Now that I've actually looked at the code... ;-)

I think it is, in the sense that you mean.  That's not the issue
though, if I understand correctly.  I think your probe design, keeping
the knowledge about a mailbox implementation separate from the rest of
mutt, is a good idea, and I didn't mean to discourage that.  I'm just
pointing out that as implemented by your current set of patches, it
has a performance concern, but it's one that can be overcome.  Maybe
I'm not making myself clear, so I'll try again. 

The issue is that Mutt is going to call your registered probe
functions one at a time, until one of them returns that it matches the
mailbox type.  Currently in all cases this is a function that wraps
the mx_get_magic() function, which always checks every possible path,
until it finds one that matches.

Kevin was (I think) pointing out that this is inefficient, which it
is.  You'll stat each relevant path up to n times, where n is the
number of mail box types you've registered.
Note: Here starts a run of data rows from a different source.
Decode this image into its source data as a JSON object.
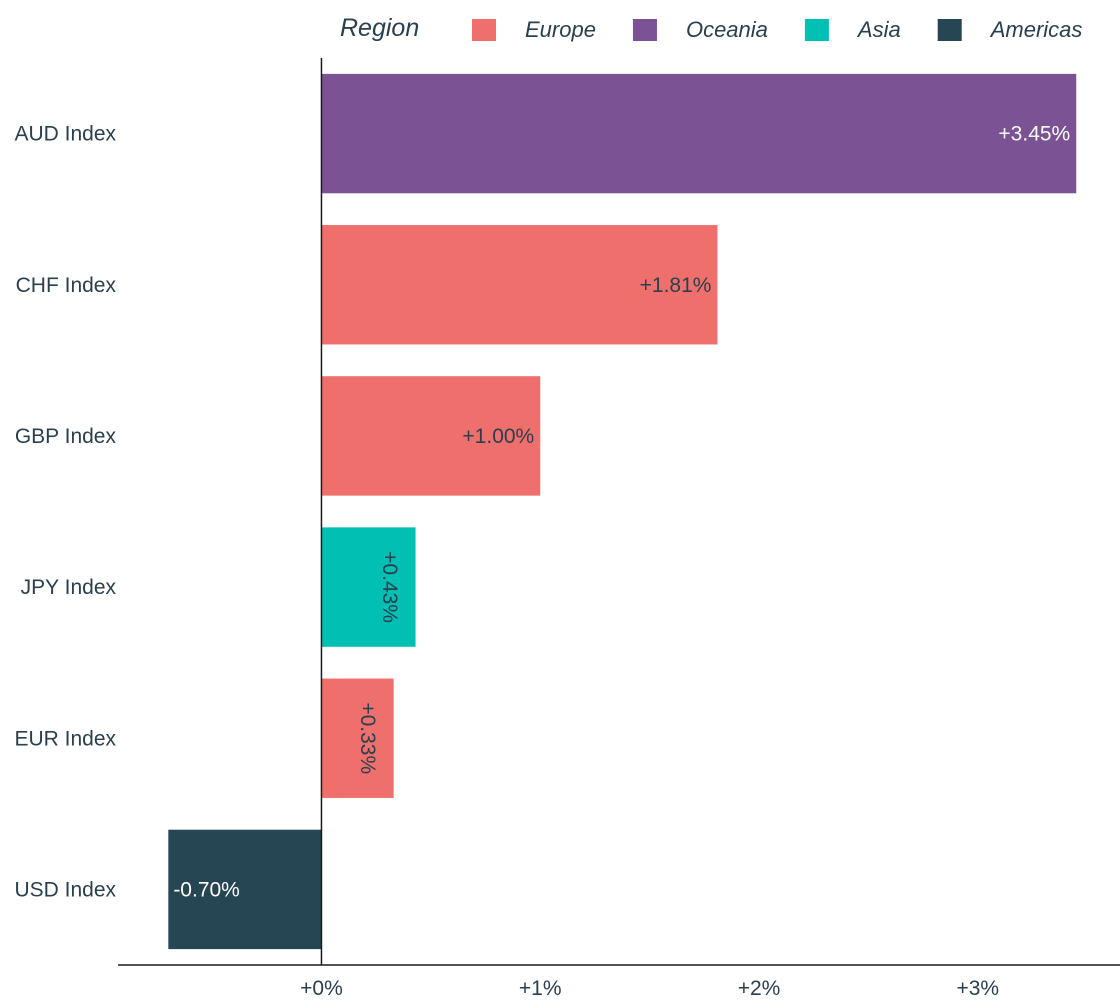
{
  "chart_data": {
    "type": "bar",
    "orientation": "horizontal",
    "title": "",
    "xlabel": "",
    "ylabel": "",
    "xlim": [
      -0.93,
      3.65
    ],
    "x_ticks": [
      0,
      1,
      2,
      3
    ],
    "x_tick_labels": [
      "+0%",
      "+1%",
      "+2%",
      "+3%"
    ],
    "grid": false,
    "legend": {
      "title": "Region",
      "position": "top",
      "entries": [
        {
          "name": "Europe",
          "color": "#ef6f6c"
        },
        {
          "name": "Oceania",
          "color": "#7b5394"
        },
        {
          "name": "Asia",
          "color": "#00bfb3"
        },
        {
          "name": "Americas",
          "color": "#264653"
        }
      ]
    },
    "categories": [
      "AUD Index",
      "CHF Index",
      "GBP Index",
      "JPY Index",
      "EUR Index",
      "USD Index"
    ],
    "values": [
      3.45,
      1.81,
      1.0,
      0.43,
      0.33,
      -0.7
    ],
    "value_labels": [
      "+3.45%",
      "+1.81%",
      "+1.00%",
      "+0.43%",
      "+0.33%",
      "-0.70%"
    ],
    "regions": [
      "Oceania",
      "Europe",
      "Europe",
      "Asia",
      "Europe",
      "Americas"
    ],
    "label_colors": [
      "#ffffff",
      "#2a3f4f",
      "#2a3f4f",
      "#2a3f4f",
      "#2a3f4f",
      "#ffffff"
    ],
    "label_rotated": [
      false,
      false,
      false,
      true,
      true,
      false
    ]
  }
}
Currently the
mx_get_magic() function and friends stat roughly 10 paths, so you'll
do up to roughly n*10 stat() calls.  As you say, a normal stat takes
negligible time and the user will never notice; and probably the data
will end up served from some cache somewhere in the filesystem layer
an/or hardware.  

However, for example, if the mail store is on an NFS server with a
slow link, in a worst-case scenario may add up to being very noticable
to the user (NFS caching may or may not help hide some of this).  If
there were 10 mailbox types and your latency to the NFS server was
100ms, this might end up taking roughly 2 * 100ms * 10 mailboxes * 10
paths = 20,000ms, or 20s.   Yuck.

What I'm suggesting is that if the function that runs through the
probe functions does the work in advance, and caches as much of it as
makes sense, you can get most of that back.  I just took a look at the
mx_get_magic() function and those that it calls...  The lot of that
basically just stats a bunch of paths--there aren't even any opendir()
calls.  SO:

 - register a TYPE of folder, where the type is either local file stor
   or not (or something of the sort)

 - register a list of paths that your mailbox driver needs to stat to
   identify mail stores of its type (can be NULL)

 - FIRST the driver function should check for non-local file stores
   (like IMAP and POP), since those require no stat() calls (and I
   believe should mostly just be a string compare, specifying the
   protocol).

 - THEN have the driver function pre-fetch the stat structs and cache
   them somehow (linked list, hash table, whatever), and pass that
   structure to the probe functions

Now you can break up mx_get_magic() into its relative peices, and make
each piece the probe function for that specific mailbox type.  All
must take a pointer to your cache structure, from which they'll get
the struct stat structures they'll use to make their decision.  Then
they'll just pull out the stat structs they need.

You could do this by having two different probe functions in your
struct--one for local file store, and another for non-local.  This
would be sufficient to distinguish the type, though for neatness you
may want to have a field that specifies it explicitly.

For each mail store type you would register the correct one and leave
the other NULL.  Then your driver function would call all of the probe
functions for non-local, which need not take your stat cache
structure.  This way you only need to generate the stats if at least
one of them is needed.  Alternatively, have just one, use the type
field, and leave the stat struct cache argument NULL for the non-local
types (and still wait to generate the cache until they all fail).

Does this make sense?

Note also that you need not necessarily implement something like this
for the first pass...  It's of course up to Kevin how and when (and
if) he wants to take the various patches.